Zdumiewa 500 kilometrowa autostrada wciąż prosto, bezkres nagiego krajobrazu i
przestrzeń.
Po morskiej kąpieli w Morzu
Czarnym, wspaniały spektakl w odeskim delfinarium i romantyczny spacer po mieście
w świetle wieczornym. Ogromne wrażenie robi Cerkiew Św.Trójcy, Stara Giełda, Port
Morski, Kościół św.Piotra, Teatr Opery i Baletu, ulica Deribasowska, Park
Miejski, Nadmorski Bulwar ze słynnymi Schodami Potiomkinowskimi.

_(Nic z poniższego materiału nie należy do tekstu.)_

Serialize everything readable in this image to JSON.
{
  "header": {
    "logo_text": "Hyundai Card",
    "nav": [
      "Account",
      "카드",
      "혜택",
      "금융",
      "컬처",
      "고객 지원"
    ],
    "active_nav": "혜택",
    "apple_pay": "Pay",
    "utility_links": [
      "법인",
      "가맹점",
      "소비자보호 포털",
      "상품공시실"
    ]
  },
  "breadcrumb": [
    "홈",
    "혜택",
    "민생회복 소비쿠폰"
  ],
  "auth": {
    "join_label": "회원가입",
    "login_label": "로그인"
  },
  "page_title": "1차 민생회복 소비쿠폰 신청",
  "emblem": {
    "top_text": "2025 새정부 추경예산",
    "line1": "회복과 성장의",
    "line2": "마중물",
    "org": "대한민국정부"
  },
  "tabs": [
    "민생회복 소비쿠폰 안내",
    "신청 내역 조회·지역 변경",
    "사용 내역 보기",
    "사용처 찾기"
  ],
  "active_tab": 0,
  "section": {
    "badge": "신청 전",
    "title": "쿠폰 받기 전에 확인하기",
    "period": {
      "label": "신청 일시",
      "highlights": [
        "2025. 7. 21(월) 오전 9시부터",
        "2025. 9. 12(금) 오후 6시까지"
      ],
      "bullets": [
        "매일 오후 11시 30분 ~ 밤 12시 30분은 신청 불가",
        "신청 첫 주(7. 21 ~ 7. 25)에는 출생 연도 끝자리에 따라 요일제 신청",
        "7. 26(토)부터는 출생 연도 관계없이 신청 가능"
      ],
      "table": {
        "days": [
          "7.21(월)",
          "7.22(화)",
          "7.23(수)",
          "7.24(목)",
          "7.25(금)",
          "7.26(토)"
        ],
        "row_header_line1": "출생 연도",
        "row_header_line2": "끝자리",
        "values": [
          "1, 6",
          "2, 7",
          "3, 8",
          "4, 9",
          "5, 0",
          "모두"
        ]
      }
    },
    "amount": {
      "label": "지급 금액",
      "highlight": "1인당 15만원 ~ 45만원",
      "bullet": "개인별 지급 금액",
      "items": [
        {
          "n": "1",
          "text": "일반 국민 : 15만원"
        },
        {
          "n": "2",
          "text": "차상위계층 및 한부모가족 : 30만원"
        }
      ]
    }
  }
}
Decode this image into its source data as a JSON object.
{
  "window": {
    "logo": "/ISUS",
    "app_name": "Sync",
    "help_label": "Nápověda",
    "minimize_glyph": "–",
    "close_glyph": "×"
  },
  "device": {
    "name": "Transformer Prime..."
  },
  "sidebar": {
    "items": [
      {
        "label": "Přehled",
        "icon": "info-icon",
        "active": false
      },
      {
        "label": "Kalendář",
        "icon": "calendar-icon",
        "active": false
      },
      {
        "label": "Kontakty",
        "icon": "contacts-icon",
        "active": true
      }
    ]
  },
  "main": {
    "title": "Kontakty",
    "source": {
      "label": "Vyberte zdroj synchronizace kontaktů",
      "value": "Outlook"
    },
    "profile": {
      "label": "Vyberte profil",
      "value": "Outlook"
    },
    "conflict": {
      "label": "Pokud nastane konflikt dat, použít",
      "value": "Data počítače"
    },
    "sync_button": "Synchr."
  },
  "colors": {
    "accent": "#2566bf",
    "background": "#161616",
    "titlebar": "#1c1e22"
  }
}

W czwartym dniu przejazd na Krym. Po sforsowaniu Tureckiego Wału wpływamy
na suchego przestwór oceanu. Z
czasem ukazują się góry i stragany z girlandami suszonych ryb. Serce
tatarskiego Chanatu Krymskiego zdaje się być bardziej rosyjskie niż tatarskie
czy ukraińskie. W miejscowości Ałuszta,
gdzie zakotwiczamy na cztery dni, dogłębnie analizujemy sonety krymskie naszego
wieszcza Adama Mickiewicza. Niektórzy
może po to przyjechali?
Wer den Dichter will verstehen,
Mus in Dichter's Lande gehen.
/Goethe/
Kto poetę chce
zrozumieć,
Musi pójść w kraj poety.
Po nasyceniu się poezją i najsłodszymi
na świecie krymskimi owocami oraz dokonaniu - podczas wieczorku integracyjnego
- korekty sonetu o górze Ajudah, a także jednodniowym utrwalaniu letniej
opalenizny na wydzielonej dla nas plaży... Kierunek Jałta
i okolice.
Oglądamy pałace carów rosyjskich:
Liwadia - pałac Mikołaja II (miejsce
konferencji jałtańskiej), Gaspra -
zamek na skale Jaskółcze Gniazdo, Ałupka
- park i pałac Woroncowów - jeden z najpiękniejszych na Krymie.
W Jałcie - niedaleko
portu spotykamy ‘wiecznie żywego’ (a jakże!) Lenina. Uwieczniamy go cyfrówkami
jeszcze bardziej i wchodzimy na statek
spacerowy, by od strony morza zobaczyć urokliwy południowy brzeg Krymu. Dominuje
zieleń w różnych odcieniach i rudawy brąz... Charakterystyczne płaskowyże ze
stromymi brzegami... I tylko szare socrealistyczne budynki zakłócają piękno
wybrzeża. Ciekawe, czy naszemu wieszczowi by się spodobały? Choć rejs jest
relaksujący, na twarzach niektórych uczestników wycieczki widać zmęczenie. A jeszcze
czeka nas uwolnienie z jasyru koleżanek i znów pracowite zwiedzanie.
Bakczysaraj
czyli ‘pałac w sadzie’ - dawna stolica Chanatu Krymskiego. Tu spotykamy,
wprawdzie nie skośnookich, ale łatwo rozpoznawalnych po ciemnej karnacji
Tatarów. Zapraszają na obiad, ale nie mamy czasu by się gościć. Zwiedzamy pałac
Chanów Krymskich z fontanną łez, haremem, meczetem. Kupujemy perfumy ‘zapach
Krymu’ i udajemy się do skalnego klasztoru Zaśnięcia Najświętszej Marii Panny
oraz skalnego miasta Czufut-Kale. Tu trzeba się wdrapać po kamiennych ścieżkach.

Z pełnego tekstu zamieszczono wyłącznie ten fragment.